Tu m'as ouvert et m'as offert un café. Nous avons bavardé de nos petites et de leur bonne entente. De fil en aiguille, nous avons parlé de nos expériences de parents célibataires et des parents absents. Nous avions beaucoup d'expériences similaires. Pourtant nous ne nous plaignions pas outre mesure et je fus séduit par l'approche de la vie que tu avais. Malgré les épreuves et les revers, tu avais toujours continué à te battre pour ta fille, parfois en t'oubliant toi-même. Tu t'étais aussi longtemps dévouée pour ta mère et il avait fallu une lourde attaque de santé pour que tu acceptes de penser à toi, depuis quelques semaines.
En moi-même, j'admirais ta capacité à penser aux autres avant toi-même. Je me disais que j'aurais aimé croiser quelqu'un qui soit à ce point insoucieux de soi-même.
Nous avons aussi parlé de l'école et je me souviens t'avoir fait part de mon étonnement et de ma réprobation à voir de la bière servie lors des kermesses ou des marchés de Noël. Tu m'avais dit que cela te choquait également, et sur ce sujet comme sur beaucoup d'autres nous étions intimement d'accord.
Je me souviens que nous avons parlé politique et que dans ce domaine aussi nous étions souvent d'accord hormis parfois sur de rares points de détail - pardon pour l'expression qui renvoie à une personne dont nous n'avons pas porté le deuil même si nous trouvions tous deux déplacées les manifestations. Ces divergences-mêmes me montraient que tu t'intéressais à la politique, une qualité que je trouvais rarement chez la plupart des gens avec qui je parle.
Nous avons aussi parlé des femmes, du regard de la société sur les femmes, de féminisme. Je t'ai parlé de Virginie Despentes dont tu avais aimé des phrases que tu avais vues passer et dont j'avais adoré plusieurs livres.
Je t'écoutais parler et j'aimais cela. J'ai aimé aussi ta façon de m'écouter attentivement. J'ai aimé également comme nous finissions les pensées que l'autre commençait à articuler. Il paraît que cela arrive dans les couples avec l'habitude, mais si vite cela me parut être le signe d'une connexion des esprits.

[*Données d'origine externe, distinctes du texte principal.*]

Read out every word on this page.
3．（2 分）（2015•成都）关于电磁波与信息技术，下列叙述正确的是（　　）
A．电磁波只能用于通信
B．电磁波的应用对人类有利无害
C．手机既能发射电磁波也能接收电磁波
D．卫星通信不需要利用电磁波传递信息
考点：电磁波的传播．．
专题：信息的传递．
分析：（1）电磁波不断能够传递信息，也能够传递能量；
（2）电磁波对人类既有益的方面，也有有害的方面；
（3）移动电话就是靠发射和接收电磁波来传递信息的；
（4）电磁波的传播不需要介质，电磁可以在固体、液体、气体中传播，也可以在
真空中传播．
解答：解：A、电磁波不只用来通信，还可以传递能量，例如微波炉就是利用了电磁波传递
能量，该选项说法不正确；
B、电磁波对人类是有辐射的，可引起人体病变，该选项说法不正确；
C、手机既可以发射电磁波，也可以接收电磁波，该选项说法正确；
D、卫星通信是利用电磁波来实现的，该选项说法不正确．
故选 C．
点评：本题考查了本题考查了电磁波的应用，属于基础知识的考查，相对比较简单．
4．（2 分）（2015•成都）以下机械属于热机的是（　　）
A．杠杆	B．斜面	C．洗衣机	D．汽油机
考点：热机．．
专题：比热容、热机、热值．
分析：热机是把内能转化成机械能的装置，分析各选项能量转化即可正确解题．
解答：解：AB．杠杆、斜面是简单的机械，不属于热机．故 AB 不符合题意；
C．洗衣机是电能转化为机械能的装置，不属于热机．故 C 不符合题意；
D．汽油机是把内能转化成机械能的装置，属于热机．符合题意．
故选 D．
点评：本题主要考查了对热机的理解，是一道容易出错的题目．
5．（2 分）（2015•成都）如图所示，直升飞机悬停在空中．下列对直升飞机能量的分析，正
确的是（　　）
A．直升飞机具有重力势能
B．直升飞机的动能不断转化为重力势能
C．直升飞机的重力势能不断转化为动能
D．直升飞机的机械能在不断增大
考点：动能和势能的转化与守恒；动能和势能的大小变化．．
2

Parfois je t'écoutais parler et ne t'entendais plus, absorbé par tes yeux verts où dansaient parfois des reflets dorés. Je n'avais pas oublié que Joffrey devait arriver bientôt mais je ne parvenais pas à prendre congé. Il me revenait sans arrêt quelque chose d'important dont je devais te parler, et je n'avais pas non plus l'impression de te déranger outre mesure.
Quand je pris finalement congé, j'avais appris que tu étais parente avec un collègue qui parlait beaucoup de son village et portait le même nom que toi.
Ce soir-là, je me souviens avoir beaucoup parlé de toi à Joffrey, et le lendemain je savais que je voulais te revoir. L'après-midi, des messages me laissèrent entendre que tu ne serais pas non plus contre l'idée de me revoir également.